"A large factor in slow growth across BPM and middleware was the failure of large vendors to deliver PaaS offerings that met the growing appetite for cloud-based automation," said Maureen Fleming, Vice President of IDC's BPM and Middleware research programs. "Cloud was the single biggest factor separating market share gainers from share losers."
Other key findings from this research include:
- Among the four tiers of growth, the top tier grew 58.7% to $992.4 million in aggregate revenue in 2012. Of that, 80% of revenue came from public platform-as-a-service (PaaS) offerings. While only accounting for 5.3% of the total market, this tier generated more net-new revenue than the three additional tiers combined.
- The slowest-growing tier accounted for $12.7 billion - 67.5% of the market - and collectively generated negative net-new revenue in 2012. About 8% of revenue was attributed to cloud. This tier was represented by the largest BPM and middleware vendors.

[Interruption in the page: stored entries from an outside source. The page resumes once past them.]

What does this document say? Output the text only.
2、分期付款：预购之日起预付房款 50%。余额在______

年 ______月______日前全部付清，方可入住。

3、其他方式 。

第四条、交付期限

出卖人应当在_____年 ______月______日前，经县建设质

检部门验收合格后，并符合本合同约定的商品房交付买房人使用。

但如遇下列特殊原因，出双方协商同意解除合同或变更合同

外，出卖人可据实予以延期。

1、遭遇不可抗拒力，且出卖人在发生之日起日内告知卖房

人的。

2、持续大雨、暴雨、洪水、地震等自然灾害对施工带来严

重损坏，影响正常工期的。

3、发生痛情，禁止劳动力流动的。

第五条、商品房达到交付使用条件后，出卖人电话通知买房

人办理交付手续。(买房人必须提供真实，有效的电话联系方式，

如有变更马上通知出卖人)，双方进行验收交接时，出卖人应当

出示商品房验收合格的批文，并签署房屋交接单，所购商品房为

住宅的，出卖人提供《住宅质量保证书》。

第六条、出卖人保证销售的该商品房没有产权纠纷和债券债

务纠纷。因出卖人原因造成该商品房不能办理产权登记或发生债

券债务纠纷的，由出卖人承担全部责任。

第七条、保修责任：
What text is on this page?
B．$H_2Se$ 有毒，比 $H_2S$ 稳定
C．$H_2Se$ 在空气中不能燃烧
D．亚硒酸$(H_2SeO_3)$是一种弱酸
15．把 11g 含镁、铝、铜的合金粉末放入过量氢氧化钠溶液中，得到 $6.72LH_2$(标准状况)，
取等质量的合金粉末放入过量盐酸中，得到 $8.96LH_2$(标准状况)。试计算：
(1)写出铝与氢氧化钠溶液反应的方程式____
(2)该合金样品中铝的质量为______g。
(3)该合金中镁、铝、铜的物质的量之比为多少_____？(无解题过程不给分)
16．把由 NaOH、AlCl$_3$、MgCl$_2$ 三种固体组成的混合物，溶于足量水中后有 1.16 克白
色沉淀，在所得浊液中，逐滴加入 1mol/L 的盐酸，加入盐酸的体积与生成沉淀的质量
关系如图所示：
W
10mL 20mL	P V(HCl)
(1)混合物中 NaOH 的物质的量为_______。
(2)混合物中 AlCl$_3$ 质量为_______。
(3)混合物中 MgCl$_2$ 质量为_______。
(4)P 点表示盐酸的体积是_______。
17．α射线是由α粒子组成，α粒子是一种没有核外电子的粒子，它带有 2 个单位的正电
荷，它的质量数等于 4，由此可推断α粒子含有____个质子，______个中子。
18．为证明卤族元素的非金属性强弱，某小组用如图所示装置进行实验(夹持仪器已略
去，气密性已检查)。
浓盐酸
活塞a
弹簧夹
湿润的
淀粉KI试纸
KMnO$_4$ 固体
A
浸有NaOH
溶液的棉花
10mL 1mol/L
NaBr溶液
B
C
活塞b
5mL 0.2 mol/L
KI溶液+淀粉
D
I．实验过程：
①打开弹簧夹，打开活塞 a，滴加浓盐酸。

- 2012 also signaled growing demand for newer, higher-performance messaging centered in the Internet of Things and for mobile and partner integration via APIs, requiring API management.
The study, Worldwide Business Process Management and Middleware Vendor Shares (IDC #240986) examines the business process management and middleware market for the period from 2008 to 2012. Worldwide market size is provided for 2012, with trends from 2008. Revenue and market share of the leading vendors are provided for 2012 as well as details about the impact of cloud offerings on growth.